Watch as Ben Vereen commands the stage in “Magic to Do,” the opening to the Stephen Schwartz musical Pippin.
This is from a 1981 production — nine years after Ben Vereen made his big splash in the original Broadway production of Pippin in 1972. That production was directed by the legendary Bob Fosse and was Tony-nominated as best musical. Fosse and Vereen both won Tonys, as best director and best leading actor in a musical.
There can’t be too many better opening numbers out there, on Broadway or off. When this number ends I am *ready to watch a musical,* baby. And I’ve also gotten the hint that it’s going to be a little more twisted than I might want, which is an important emotional tip.
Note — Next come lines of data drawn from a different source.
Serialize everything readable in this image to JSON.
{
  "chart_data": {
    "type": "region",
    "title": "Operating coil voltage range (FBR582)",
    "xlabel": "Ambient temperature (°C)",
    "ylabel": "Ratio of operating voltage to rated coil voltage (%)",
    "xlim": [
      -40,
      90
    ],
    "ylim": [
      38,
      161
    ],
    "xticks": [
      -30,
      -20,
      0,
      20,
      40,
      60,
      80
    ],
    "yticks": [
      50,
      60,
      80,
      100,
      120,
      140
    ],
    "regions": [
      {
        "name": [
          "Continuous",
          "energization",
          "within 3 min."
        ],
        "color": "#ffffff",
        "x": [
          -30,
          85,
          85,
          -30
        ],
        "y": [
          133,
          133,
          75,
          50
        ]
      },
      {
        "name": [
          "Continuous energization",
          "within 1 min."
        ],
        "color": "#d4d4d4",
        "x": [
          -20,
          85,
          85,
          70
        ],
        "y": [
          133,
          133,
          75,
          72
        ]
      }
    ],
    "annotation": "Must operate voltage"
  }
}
Wish we could go back and see this number by the original Broadway cast, which included Ann Reinking, Jill Clayburgh and Granny Clampett herself, Irene Ryan (who died during the show’s run after having a stroke onstage).
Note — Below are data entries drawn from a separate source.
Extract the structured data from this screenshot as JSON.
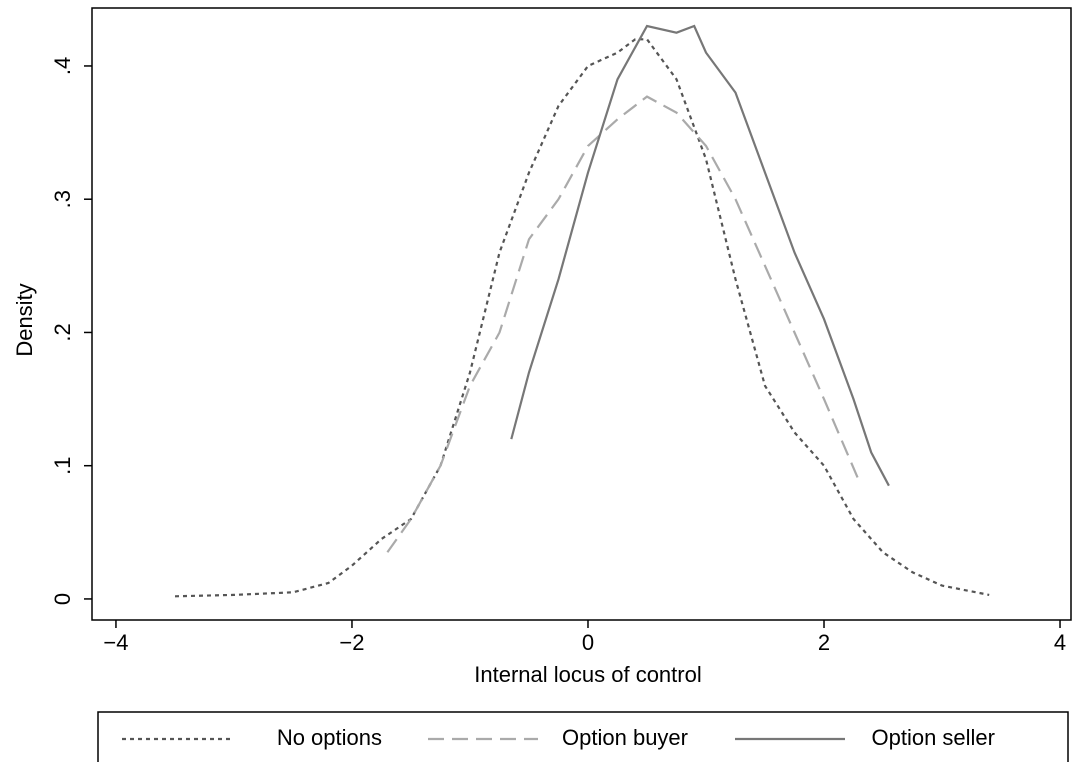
{
  "chart_data": {
    "type": "line",
    "xlabel": "Internal locus of control",
    "ylabel": "Density",
    "xlim": [
      -4.203,
      4.093
    ],
    "ylim": [
      -0.0158,
      0.4435
    ],
    "xticks": [
      {
        "value": -4,
        "label": "−4"
      },
      {
        "value": -2,
        "label": "−2"
      },
      0,
      2,
      4
    ],
    "yticks": [
      0,
      {
        "value": 0.1,
        "label": ".1"
      },
      {
        "value": 0.2,
        "label": ".2"
      },
      {
        "value": 0.3,
        "label": ".3"
      },
      {
        "value": 0.4,
        "label": ".4"
      }
    ],
    "legend": "bottom",
    "series": [
      {
        "name": "No options",
        "color": "#555555",
        "style": "dotted",
        "x": [
          -3.5,
          -3,
          -2.5,
          -2.2,
          -2,
          -1.75,
          -1.5,
          -1.25,
          -1,
          -0.75,
          -0.5,
          -0.25,
          0,
          0.25,
          0.4,
          0.5,
          0.75,
          1,
          1.25,
          1.5,
          1.75,
          2,
          2.25,
          2.5,
          2.75,
          3,
          3.4
        ],
        "values": [
          0.002,
          0.003,
          0.005,
          0.012,
          0.025,
          0.045,
          0.06,
          0.1,
          0.17,
          0.26,
          0.32,
          0.37,
          0.4,
          0.41,
          0.42,
          0.42,
          0.39,
          0.33,
          0.24,
          0.16,
          0.125,
          0.1,
          0.06,
          0.035,
          0.02,
          0.01,
          0.003
        ]
      },
      {
        "name": "Option buyer",
        "color": "#aaaaaa",
        "style": "dashed",
        "x": [
          -1.7,
          -1.5,
          -1.25,
          -1,
          -0.75,
          -0.5,
          -0.25,
          0,
          0.25,
          0.5,
          0.75,
          1,
          1.25,
          1.5,
          1.75,
          2,
          2.3
        ],
        "values": [
          0.035,
          0.06,
          0.1,
          0.16,
          0.2,
          0.27,
          0.3,
          0.34,
          0.36,
          0.377,
          0.365,
          0.34,
          0.3,
          0.25,
          0.2,
          0.15,
          0.088
        ]
      },
      {
        "name": "Option seller",
        "color": "#777777",
        "style": "solid",
        "x": [
          -0.65,
          -0.5,
          -0.25,
          0,
          0.25,
          0.5,
          0.75,
          0.9,
          1,
          1.25,
          1.5,
          1.75,
          2,
          2.25,
          2.4,
          2.55
        ],
        "values": [
          0.12,
          0.17,
          0.24,
          0.32,
          0.39,
          0.43,
          0.425,
          0.43,
          0.41,
          0.38,
          0.32,
          0.26,
          0.21,
          0.15,
          0.11,
          0.085
        ]
      }
    ]
  }
}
I’ve read many times over the years that Stephen Schwartz and Bob Fosse were at each other’s throats while staging the original Broadway show. Schwartz wanted it to be jolly fun but the all-powerful Fosse took it down a dark and depraved road, that’s the usual take.
But Schwartz says in a PDF on his website that it ain’t really so:
The differences between the “Bob Fosse version” of PIPPIN and mine have always been much exaggerated. The media thrive on controversy, and much of this one was invented by them. Though Bob and I did not have a particularly easy time working together, our visions for the show did not diverge all that much. One of our biggest differences was about the ending — believe it or not, two words specifically — whether or not Pippin should say he was “trapped … but happy” or just “trapped” at the end.
My issue with Bob Fosse was not so much the darkness of his vision but the tawdriness and the emphasis on bumps and grinds and cheap jokes. I also felt that the Leading Player was undercutting the focus on Pippin in some cases and forcing Pippin to become a relatively one-dimensional character.
Bob was notoriously difficult for authors to work with (one long-time collaborator of his once smilingly said to me, when I brought up his name, “You mean The Antichrist?”) That being said, his creativity and talent ultimately outweighed the difficulty of collaborating with him, at least in my opinion. I don’t know that there is a contemporary director/choreographer who has as distinctive a personal style as Bob did.
Perhaps it was my youth and naiveté when I worked on PIPPIN, but I saw no evidence of Bob’s drug or alcohol use. While I didn’t find him the easiest personality in the world to deal with, he was always on time, organized and focused — traits not associated with drug or alcohol abuse. Whatever he may have been doing in his off time, he was always entirely professional in his dealings with PIPPIN, as far as I observed.